Por outro lado, porém, mesmo que seja bem captada a pertinência contraditória das várias gerações de russos ao "costume" (contra e/ou a favor das instituições que constituem a tradição) e mesmo que se acene ao fato de que a autoconsciência, enquanto luta entre o "dever" e a inclinação, tal como a via Tolstói (e Hegel, e Descartes, e Kant...) já não é mais algo estável, nem o leitor russo, nem o "ocidental" conseguem entender a que isso se deve. Se isso é atribuível ao conflito das interpretações que, além de modificar sujeito e objeto, acabam modificando a própria noção de verdade e criando dinamicamente outra, esta, por mais relativa que seja -no dizer de H.G. Gadamer, em seu recentemente traduzido "Verdade e Método" (Vozes)-, deveria ter sua sede em certos fatos "privilegiados", cujo modelo seria justamente o da obra de arte. Não há nenhum indício dela, porém, nas variantes da ação em que se desdobra a obra de Bitov, o qual, a certa altura, como que se explica: "Não vamos tornar as coisas precisas. Para nós esta imprecisão é importante como tinta, como uma grandeza fictícia diante da grandeza absoluta da morte".

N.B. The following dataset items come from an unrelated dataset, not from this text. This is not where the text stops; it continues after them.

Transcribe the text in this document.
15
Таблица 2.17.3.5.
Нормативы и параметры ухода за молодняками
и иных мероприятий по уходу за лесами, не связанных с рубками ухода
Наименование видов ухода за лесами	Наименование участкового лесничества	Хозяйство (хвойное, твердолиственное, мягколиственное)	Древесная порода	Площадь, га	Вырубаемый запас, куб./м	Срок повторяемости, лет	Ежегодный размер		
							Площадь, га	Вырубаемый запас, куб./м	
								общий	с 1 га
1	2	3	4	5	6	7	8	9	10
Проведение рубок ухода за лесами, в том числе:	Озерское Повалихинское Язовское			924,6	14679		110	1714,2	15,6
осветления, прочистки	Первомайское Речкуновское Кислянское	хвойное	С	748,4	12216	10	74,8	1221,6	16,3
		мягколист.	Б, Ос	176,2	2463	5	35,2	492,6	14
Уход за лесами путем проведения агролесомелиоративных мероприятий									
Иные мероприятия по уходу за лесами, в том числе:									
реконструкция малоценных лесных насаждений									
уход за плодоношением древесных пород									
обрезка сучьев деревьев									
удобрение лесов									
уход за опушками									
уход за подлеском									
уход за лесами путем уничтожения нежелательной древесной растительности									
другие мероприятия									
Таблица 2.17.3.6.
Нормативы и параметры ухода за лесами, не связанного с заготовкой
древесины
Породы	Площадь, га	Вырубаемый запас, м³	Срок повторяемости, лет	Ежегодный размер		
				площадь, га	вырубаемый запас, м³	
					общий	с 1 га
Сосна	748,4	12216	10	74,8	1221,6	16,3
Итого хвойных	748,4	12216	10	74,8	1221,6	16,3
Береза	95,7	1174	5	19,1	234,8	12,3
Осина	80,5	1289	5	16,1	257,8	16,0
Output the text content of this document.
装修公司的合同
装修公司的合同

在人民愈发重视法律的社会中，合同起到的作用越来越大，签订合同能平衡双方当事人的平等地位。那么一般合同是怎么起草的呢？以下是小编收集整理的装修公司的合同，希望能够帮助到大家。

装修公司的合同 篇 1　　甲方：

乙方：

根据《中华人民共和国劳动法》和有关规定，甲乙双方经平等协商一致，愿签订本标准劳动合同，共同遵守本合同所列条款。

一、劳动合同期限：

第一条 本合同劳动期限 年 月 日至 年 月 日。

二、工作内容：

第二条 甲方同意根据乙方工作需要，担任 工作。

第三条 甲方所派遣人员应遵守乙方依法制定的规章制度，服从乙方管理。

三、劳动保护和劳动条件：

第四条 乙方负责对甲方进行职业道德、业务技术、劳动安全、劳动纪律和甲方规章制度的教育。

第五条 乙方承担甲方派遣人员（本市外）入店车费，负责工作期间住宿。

Curiosamente, e por isso mesmo, numa dessas variantes, o livro descreve as exéquias do avô e acaba com uma alusão ao "Cavaleiro de Bronze", de Púchkin. As exéquias do avô coincidem com as exéquias de uma época que termina, são um corte na história de uma nação e, como quer o cineasta Mikhálkov ("O Sol Enganador"), com seus males e com seus bens, são um fato liquidado. Só que, contrariamente ao "Cavaleiro de Bronze", as experiências dessa época não engendraram nem no narrador nem no leitor, projeções para o futuro. No poema de Púchkin, a rebelião do pobre protagonista Evguêni, cuja namorada morreu afogada na enchente de Petersburgo de 1824, contra a estátua equestre de Pedro, o Grande, que acaba se soltando do pedestal e esmagando o infeliz, pode representar, não só a história que esmaga o homem insignificante, com as suas aspirações subjetivas, mas, profeticamente, o Estado futuro que irá subjugar o indivíduo. Na "Casa de Púchkin", apesar da intenção do protagonista, que teria escrito na sua primeira juventude um ensaio seminal sobre a tradição literária russa, chamado "Os Três Profetas", pressente-se o que termina, não o que se prepara.


Aurora F. Bernardini é professora de literatura russa na USP.